Report · Nov 06, 2016

Hi everyone,

looking for some help on font display issues.

I have a form which has data contained within the document level javascript. The selection of one drop down in the form populates all the other fields on the form appropriately with data from the document level javascript.

The issue I'm having is that the data is encoded in UTF-8, as it is related to chemicals and has various symbols that are not present in ANSI. When I look at the data in Notepad++ it looks perfect. However when I use the form the display is garbled if there is a "greater than or equal to symbol" or similar character.

The form uses arial, it was imported from a Word 2010 .docx file. The form fields are all set to use arial but the font info for the file says that all the fonts are using ANSI encoding. I guess this is the source of my problem.

I have tried to change the form fields to use a MS Arial Unicode but it still insists on encoding the fonts as ANSI, rather than Unicode.

Is there any way to set the fonts in the document to use Unicode, rather than ANSI encoding, so my form displays correctly?

Many thanks

Report · Nov 07, 2016

You should try encoding the code in ANSI and then replace the special Unicode characters in it with escaped characters.

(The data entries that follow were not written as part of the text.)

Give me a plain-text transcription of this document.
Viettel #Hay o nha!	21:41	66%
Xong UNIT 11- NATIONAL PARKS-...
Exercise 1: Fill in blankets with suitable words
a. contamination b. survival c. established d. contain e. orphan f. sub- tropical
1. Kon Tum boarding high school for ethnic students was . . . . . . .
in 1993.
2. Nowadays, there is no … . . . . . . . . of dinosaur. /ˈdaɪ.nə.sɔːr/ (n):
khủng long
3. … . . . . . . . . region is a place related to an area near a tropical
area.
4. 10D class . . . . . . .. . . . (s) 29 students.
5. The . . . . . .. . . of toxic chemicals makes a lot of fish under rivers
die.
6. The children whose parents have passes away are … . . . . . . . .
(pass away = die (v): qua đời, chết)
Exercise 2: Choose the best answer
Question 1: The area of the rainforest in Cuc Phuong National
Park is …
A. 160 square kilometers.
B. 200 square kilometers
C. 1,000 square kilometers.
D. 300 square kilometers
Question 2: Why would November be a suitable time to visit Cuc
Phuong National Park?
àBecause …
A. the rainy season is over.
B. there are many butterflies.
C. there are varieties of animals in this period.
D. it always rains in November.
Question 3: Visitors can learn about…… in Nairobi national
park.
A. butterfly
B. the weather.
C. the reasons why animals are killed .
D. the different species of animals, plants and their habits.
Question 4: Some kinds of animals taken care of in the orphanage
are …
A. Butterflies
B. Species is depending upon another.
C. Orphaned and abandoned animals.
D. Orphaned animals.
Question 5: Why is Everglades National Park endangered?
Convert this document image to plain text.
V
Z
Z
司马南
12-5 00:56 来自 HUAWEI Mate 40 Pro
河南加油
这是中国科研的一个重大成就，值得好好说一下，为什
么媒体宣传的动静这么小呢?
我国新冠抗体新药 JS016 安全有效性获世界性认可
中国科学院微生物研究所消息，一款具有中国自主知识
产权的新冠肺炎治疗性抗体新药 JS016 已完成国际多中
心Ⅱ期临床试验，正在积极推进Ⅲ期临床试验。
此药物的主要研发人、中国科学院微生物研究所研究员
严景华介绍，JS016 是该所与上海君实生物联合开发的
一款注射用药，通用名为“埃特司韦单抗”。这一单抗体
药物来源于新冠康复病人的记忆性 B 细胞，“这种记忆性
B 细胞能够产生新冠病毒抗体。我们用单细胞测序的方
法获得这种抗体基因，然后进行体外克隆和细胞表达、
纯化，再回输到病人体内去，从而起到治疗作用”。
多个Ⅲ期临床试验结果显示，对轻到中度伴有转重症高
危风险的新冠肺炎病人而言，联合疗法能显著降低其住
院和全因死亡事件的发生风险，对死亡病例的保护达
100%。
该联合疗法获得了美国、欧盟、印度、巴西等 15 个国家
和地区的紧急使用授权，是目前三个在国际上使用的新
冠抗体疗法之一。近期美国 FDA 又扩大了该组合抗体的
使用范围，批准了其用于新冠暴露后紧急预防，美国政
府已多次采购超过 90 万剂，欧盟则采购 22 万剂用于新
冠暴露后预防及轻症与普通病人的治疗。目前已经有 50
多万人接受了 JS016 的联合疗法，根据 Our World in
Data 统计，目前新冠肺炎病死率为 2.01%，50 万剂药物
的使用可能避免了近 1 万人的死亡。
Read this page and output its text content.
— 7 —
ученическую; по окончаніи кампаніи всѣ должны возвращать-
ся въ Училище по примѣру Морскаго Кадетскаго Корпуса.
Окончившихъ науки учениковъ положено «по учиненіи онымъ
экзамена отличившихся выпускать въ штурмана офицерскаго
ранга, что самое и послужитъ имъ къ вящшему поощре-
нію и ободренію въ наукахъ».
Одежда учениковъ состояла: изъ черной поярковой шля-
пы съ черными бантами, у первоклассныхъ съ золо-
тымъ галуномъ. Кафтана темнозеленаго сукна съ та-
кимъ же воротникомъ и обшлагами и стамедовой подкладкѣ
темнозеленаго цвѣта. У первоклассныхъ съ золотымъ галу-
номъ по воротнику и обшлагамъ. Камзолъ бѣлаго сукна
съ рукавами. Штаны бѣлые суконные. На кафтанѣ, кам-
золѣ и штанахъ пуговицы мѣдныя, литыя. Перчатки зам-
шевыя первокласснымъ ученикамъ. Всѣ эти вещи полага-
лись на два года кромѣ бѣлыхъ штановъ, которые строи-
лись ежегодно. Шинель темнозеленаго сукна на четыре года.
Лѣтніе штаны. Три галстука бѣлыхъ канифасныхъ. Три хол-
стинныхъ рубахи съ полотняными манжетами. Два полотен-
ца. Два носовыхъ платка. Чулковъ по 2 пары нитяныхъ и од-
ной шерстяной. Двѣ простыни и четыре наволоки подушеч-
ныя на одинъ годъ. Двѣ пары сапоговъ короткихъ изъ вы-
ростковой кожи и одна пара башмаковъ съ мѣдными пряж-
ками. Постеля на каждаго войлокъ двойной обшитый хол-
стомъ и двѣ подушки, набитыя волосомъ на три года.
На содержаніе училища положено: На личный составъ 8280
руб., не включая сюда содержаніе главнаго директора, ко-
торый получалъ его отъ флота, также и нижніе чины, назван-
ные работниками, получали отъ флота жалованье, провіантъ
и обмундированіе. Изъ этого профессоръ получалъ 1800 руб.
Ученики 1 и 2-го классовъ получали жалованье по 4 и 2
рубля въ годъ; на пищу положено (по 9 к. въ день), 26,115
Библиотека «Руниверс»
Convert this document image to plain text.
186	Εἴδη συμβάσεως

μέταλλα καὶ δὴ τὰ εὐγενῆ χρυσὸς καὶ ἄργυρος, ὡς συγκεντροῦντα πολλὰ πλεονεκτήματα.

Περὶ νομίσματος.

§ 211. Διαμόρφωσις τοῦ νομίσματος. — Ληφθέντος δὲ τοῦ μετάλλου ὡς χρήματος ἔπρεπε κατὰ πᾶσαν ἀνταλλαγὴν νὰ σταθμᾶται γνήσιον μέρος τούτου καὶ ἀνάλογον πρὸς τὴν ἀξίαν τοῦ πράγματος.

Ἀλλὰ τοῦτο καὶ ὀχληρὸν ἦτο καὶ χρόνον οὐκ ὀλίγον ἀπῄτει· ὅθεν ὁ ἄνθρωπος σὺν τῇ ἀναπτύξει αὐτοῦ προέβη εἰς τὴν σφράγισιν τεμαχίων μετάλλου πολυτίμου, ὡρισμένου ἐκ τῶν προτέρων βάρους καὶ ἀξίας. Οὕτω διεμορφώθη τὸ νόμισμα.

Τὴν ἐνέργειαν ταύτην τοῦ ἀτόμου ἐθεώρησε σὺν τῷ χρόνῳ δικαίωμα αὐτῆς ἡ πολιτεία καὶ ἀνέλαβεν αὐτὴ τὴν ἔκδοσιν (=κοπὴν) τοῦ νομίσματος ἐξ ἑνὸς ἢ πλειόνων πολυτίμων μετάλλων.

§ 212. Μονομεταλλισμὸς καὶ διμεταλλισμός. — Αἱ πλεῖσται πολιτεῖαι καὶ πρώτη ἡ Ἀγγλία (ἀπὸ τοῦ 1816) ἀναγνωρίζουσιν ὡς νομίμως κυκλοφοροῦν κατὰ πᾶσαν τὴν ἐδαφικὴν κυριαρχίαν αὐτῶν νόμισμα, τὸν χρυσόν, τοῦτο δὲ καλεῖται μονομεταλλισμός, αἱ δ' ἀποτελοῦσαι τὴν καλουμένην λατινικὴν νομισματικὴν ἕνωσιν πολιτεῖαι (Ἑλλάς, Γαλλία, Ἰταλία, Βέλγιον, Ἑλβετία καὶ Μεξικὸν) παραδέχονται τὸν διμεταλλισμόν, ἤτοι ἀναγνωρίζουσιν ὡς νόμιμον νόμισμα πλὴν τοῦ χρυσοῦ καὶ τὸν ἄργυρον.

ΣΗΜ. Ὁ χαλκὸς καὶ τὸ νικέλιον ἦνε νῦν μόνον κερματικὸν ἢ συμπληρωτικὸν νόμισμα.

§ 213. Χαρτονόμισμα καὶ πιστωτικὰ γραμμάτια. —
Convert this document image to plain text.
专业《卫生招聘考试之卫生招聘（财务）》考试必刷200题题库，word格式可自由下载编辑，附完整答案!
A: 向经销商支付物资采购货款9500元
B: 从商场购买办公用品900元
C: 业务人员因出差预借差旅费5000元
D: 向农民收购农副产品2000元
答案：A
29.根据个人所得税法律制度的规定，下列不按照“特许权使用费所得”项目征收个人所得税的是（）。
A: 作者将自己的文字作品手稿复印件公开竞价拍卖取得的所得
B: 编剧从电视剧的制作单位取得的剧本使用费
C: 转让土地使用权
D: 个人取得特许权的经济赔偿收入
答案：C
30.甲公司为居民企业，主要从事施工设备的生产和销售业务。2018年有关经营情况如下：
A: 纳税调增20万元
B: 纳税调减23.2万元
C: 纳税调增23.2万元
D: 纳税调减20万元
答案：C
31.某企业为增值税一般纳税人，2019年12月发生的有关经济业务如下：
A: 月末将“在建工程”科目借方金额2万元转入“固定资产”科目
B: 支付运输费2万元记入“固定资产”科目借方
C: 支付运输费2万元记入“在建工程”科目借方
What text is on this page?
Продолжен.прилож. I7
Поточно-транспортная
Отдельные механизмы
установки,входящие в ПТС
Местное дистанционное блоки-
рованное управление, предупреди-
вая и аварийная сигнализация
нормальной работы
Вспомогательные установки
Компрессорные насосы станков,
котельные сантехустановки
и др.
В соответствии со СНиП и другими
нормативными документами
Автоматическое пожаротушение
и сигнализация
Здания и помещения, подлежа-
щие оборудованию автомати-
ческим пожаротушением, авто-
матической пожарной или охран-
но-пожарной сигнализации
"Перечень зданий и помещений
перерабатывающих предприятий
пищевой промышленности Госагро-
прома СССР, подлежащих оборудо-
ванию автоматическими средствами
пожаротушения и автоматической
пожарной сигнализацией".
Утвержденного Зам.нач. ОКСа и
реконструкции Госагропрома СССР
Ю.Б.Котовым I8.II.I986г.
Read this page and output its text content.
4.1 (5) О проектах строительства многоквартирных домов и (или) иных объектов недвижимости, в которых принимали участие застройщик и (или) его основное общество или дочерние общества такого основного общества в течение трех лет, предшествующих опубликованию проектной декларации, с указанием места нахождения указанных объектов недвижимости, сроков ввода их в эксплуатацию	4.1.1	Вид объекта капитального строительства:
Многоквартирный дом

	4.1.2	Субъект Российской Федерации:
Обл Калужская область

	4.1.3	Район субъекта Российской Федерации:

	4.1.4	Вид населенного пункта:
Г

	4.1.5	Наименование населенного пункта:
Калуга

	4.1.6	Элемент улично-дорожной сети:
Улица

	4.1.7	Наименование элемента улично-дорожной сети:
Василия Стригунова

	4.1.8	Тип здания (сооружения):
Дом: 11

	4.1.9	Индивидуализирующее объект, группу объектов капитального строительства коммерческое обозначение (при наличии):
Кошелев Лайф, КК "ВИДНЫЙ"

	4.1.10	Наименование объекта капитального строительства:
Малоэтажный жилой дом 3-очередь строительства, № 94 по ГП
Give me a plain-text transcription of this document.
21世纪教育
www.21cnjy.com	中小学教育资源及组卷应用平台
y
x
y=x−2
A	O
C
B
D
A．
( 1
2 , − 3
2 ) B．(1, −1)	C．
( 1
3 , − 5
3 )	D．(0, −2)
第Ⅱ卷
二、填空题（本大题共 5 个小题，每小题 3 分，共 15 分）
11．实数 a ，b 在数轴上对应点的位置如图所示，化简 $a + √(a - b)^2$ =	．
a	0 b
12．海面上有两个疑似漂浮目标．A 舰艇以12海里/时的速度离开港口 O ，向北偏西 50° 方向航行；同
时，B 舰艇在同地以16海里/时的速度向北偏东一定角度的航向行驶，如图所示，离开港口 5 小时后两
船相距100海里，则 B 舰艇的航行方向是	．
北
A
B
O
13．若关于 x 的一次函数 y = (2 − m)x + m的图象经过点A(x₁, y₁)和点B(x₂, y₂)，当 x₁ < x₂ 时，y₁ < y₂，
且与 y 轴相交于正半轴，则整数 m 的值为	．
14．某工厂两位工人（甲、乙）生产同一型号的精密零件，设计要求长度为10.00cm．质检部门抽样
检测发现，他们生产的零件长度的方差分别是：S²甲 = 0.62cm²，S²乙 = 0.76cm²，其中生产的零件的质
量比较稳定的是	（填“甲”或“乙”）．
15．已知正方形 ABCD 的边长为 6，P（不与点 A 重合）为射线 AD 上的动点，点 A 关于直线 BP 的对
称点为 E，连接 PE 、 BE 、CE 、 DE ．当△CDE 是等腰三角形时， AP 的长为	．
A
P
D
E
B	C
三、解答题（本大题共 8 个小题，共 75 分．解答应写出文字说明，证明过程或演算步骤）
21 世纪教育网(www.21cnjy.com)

For example, the degrees symbol (http://www.fileformat.info/info/unicode/char/b0/index.htm ) can be replaced by "\u00B0".

Report · Nov 07, 2016

Thanks for the suggestion but was hoping for an easier way, as some of the chemical names contain multiple non-ANSI characters. I was hoping this could be easily updated in future by anyone but the method you suggest looks like it might be too complicated for that purpose

Report · Nov 07, 2016

UTF-8 is not an acceptable encoding for Acrobat JavaScript so far as I know. It will just look like mojibake.

Report · Nov 07, 2016

Thanks for the reply, though it looks like a rather major spanner has been thrown in the works.

Do you know of any other way that data can easily be embedded in a PDF form, that would also accept unicode characters?

Cheers

Report · Nov 07, 2016

There are various ways it can be done so you don't have to hard-code the Unicode characters into your code.

For example, you can attach to the file a plain-text (UTF-8) that contains the codes for each symbol as well as a simple name (like DEGREES;°), and then create a function that reads that file and returns the correct symbol based on the name. So something like this:

function getUnicodeChar(name) {
    // read attached data file
    // loop over the values in it
    // return the found unicode char
}
event.value = "90"+getUnicodeChar("DEGREES");

Report · Nov 07, 2016

Some JavaScript implementations accept UCS-2 or UTF-16. Not sure if Acrobat does, has anyone tried this?

Report · Nov 07, 2016

I think it depends what kind of characters you're using... This code does work when executed from the Console, for example:

this.getField("Text1").value = "90°";

Report · Nov 11, 2016

Thanks for the example and all the help, looks like a good bit of knowledge to have. Unfortunately for the intended end user I fear this method would be a bit too much. So i shall come up with a plan C that doesn't involve using unicode.

Thanks again

Report · Nov 11, 2016

Thanks for the suggestion but unfortunately neither of these options worked. Think I'll have to rethink my approach and come up with an easier to maintain solution.

Thanks again

Report · Nov 07, 2016

I think the console would be using Windows or Mac Unicode (UCS-16BE), but that doesn't mean it can read a file in that format unfortunately. But it could be worth a try.